CHARGED!
A school principal has been arrested and charged with the illegal sale of Government lands in Clifton, near Bernard Lodge in St Catherine, police confirmed Tuesday night.
The accused, identified by the police as Suelyn Ward-Brown, principal of a Corporate Area school, is charged with breaches of:
1) the Proceeds of Crime Act;
2) Law Reform Fraudulent Transactions Special Provisions Act; and
3) the Common Law – Conspiracy to Defraud Act.
Police said the accused will be brought before the court at the earliest possible date.
At the same time, police said at least three other individuals of interest are under investigation in connection with the illegal Clifton land sale, which caused a firestorm earlier in the month when 10 structures on the lands owned by the Sugar Corporation of Jamaica (SCJ) Holdings were demolished.
Several, including members of the Opposition People’s National Party (PNP), had accused Prime Minister Andrew Holness and his Administration of being insensitive to the plight of the poor, but Holness told Parliament last week that all the structures flattened, which had been illegally constructed on lands reserved for development, were all unfinished and that no one was living in any of them at the time of demolition.
He pointed to one finished structure which was left standing because the SCJ wanted to ensure that no one had been living there.
Holness, who had ordered a full investigation into the illegal land sale when he addressed Parliament last Tuesday, said criminals were involved in the capturing and sale of Government-owned lands. In the case of Clifton, the notorious Klansman gang was fingered.

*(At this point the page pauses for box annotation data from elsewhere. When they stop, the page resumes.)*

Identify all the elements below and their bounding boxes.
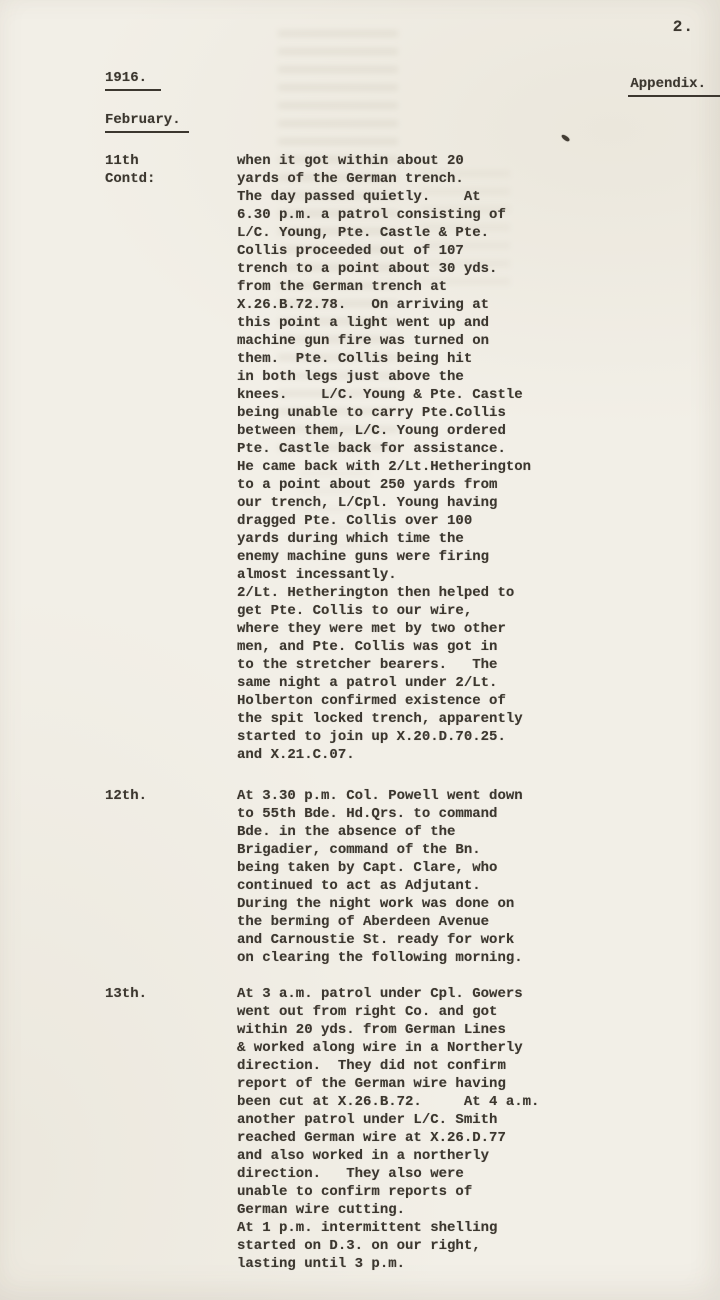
entry-text-line: started on D.3. on our right, bbox=[237, 1237, 720, 1255]
entry-text-line: direction. They did not confirm bbox=[237, 1057, 720, 1075]
entry-text-line: 2/Lt. Hetherington then helped to bbox=[237, 584, 720, 602]
entry-text-line: He came back with 2/Lt.Hetherington bbox=[237, 458, 720, 476]
entry-text-line: At 3.30 p.m. Col. Powell went down bbox=[237, 787, 720, 805]
entry-text-line: continued to act as Adjutant. bbox=[237, 877, 720, 895]
entry-body: At 3 a.m. patrol under Cpl. Gowerswent o… bbox=[237, 985, 720, 1273]
month-heading: February. bbox=[105, 112, 189, 133]
entry-text-line: another patrol under L/C. Smith bbox=[237, 1111, 720, 1129]
entry-text-line: being taken by Capt. Clare, who bbox=[237, 859, 720, 877]
entry-text-line: and Carnoustie St. ready for work bbox=[237, 931, 720, 949]
entry-date-column: 13th. bbox=[105, 985, 237, 1003]
diary-entry: 12th.At 3.30 p.m. Col. Powell went downt… bbox=[105, 787, 720, 967]
diary-page: 2. 1916. Appendix. February. 11thContd:w… bbox=[0, 0, 720, 1300]
entry-date-label: Contd: bbox=[105, 170, 237, 188]
entry-text-line: L/C. Young, Pte. Castle & Pte. bbox=[237, 224, 720, 242]
entry-text-line: men, and Pte. Collis was got in bbox=[237, 638, 720, 656]
entry-text-line: to 55th Bde. Hd.Qrs. to command bbox=[237, 805, 720, 823]
entry-text-line: Pte. Castle back for assistance. bbox=[237, 440, 720, 458]
entry-text-line: The day passed quietly. At bbox=[237, 188, 720, 206]
entry-text-line: machine gun fire was turned on bbox=[237, 332, 720, 350]
entry-text-line: to a point about 250 yards from bbox=[237, 476, 720, 494]
entry-text-line: X.26.B.72.78. On arriving at bbox=[237, 296, 720, 314]
entry-text-line: Brigadier, command of the Bn. bbox=[237, 841, 720, 859]
entries-container: 11thContd:when it got within about 20yar… bbox=[0, 152, 720, 1273]
entry-text-line: reached German wire at X.26.D.77 bbox=[237, 1129, 720, 1147]
entry-text-line: between them, L/C. Young ordered bbox=[237, 422, 720, 440]
entry-text-line: went out from right Co. and got bbox=[237, 1003, 720, 1021]
entry-text-line: lasting until 3 p.m. bbox=[237, 1255, 720, 1273]
entry-text-line: dragged Pte. Collis over 100 bbox=[237, 512, 720, 530]
entry-date-column: 11thContd: bbox=[105, 152, 237, 188]
entry-text-line: been cut at X.26.B.72. At 4 a.m. bbox=[237, 1093, 720, 1111]
entry-text-line: At 3 a.m. patrol under Cpl. Gowers bbox=[237, 985, 720, 1003]
page-number: 2. bbox=[673, 18, 694, 36]
entry-text-line: on clearing the following morning. bbox=[237, 949, 720, 967]
entry-text-line: trench to a point about 30 yds. bbox=[237, 260, 720, 278]
entry-text-line: to the stretcher bearers. The bbox=[237, 656, 720, 674]
entry-body: At 3.30 p.m. Col. Powell went downto 55t… bbox=[237, 787, 720, 967]
entry-text-line: where they were met by two other bbox=[237, 620, 720, 638]
entry-text-line: and also worked in a northerly bbox=[237, 1147, 720, 1165]
year-heading: 1916. bbox=[105, 70, 161, 91]
entry-text-line: started to join up X.20.D.70.25. bbox=[237, 728, 720, 746]
entry-date-label: 13th. bbox=[105, 985, 237, 1003]
entry-text-line: when it got within about 20 bbox=[237, 152, 720, 170]
entry-text-line: being unable to carry Pte.Collis bbox=[237, 404, 720, 422]
entry-text-line: knees. L/C. Young & Pte. Castle bbox=[237, 386, 720, 404]
entry-text-line: within 20 yds. from German Lines bbox=[237, 1021, 720, 1039]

It was alleged that a top-ranking member of the Klansman gang was involved in transactions for the properties with people desperate to own their own houses.
Reports are that the sale of lands and construction went ahead despite notices posted on the property.
“The notices were served on March 12 and we have pictures of the notices being posted. The people were warned that ‘all permanent structures and other structures remaining on the property after this notice would be demolished’, so it is unfair to say the Government acted unfair almost seven months later,” a Government source told the Jamaica Observer last week.
Holness told Parliament that, “The National Security Council, in reviewing the development plan, had observed an insidious and growing threat in the area, where alleged gangsters were capturing lands in the area adjoining the Clifton community, creating their own informal subdivision and selling the lands under the false pretext of ownership or building on it themselves.
He told the House that, had the situation been allowed to continue, it could have led to a massive land grab in the area, displaced farmers, and presented a threat to the sovereignty of the State.
“I could never allow that,” Holness declared. “Look here, I’ve been prime minister three times already, I don’t want to leave a legacy where this country descends into disorder and lawlessness,” he said, referring to scrutiny about the demolition resulting in a possible political sacrifice on his part.
The prime minister, however, indicated that SCJ Holdings was willing to offer support to people who had been building on the reserve lands, but stressed that this would only be offered if these individuals approach the Government “with clean hands”, by providing information as to how they came into possession of the lands on which they were building.
“There is a process that will be applied to them. Firstly they must come and identify themselves to us. Come to the SCJ, come with clean hands, you have to tell us how this happened. In the process of regularising this situation, if that is going to happen, we have to understand how it happened. Come to us and reason with us and we will try and work out a solution, bring your papers and come to us,” Holness stated, adding that he could not disclose the nature of the support that would be offered.
The PNP, in addition to chiding Government for removal the illegal structures from State-owned lands, promised to assist people who had built illegally on the Clifton lands with legal fees to take action against the Government.
According to the PNP, the action of the Government represented a blatant disregard for the tenets of the United Nations Convention on Human Rights and supporting international conventions to which Jamaica is a party.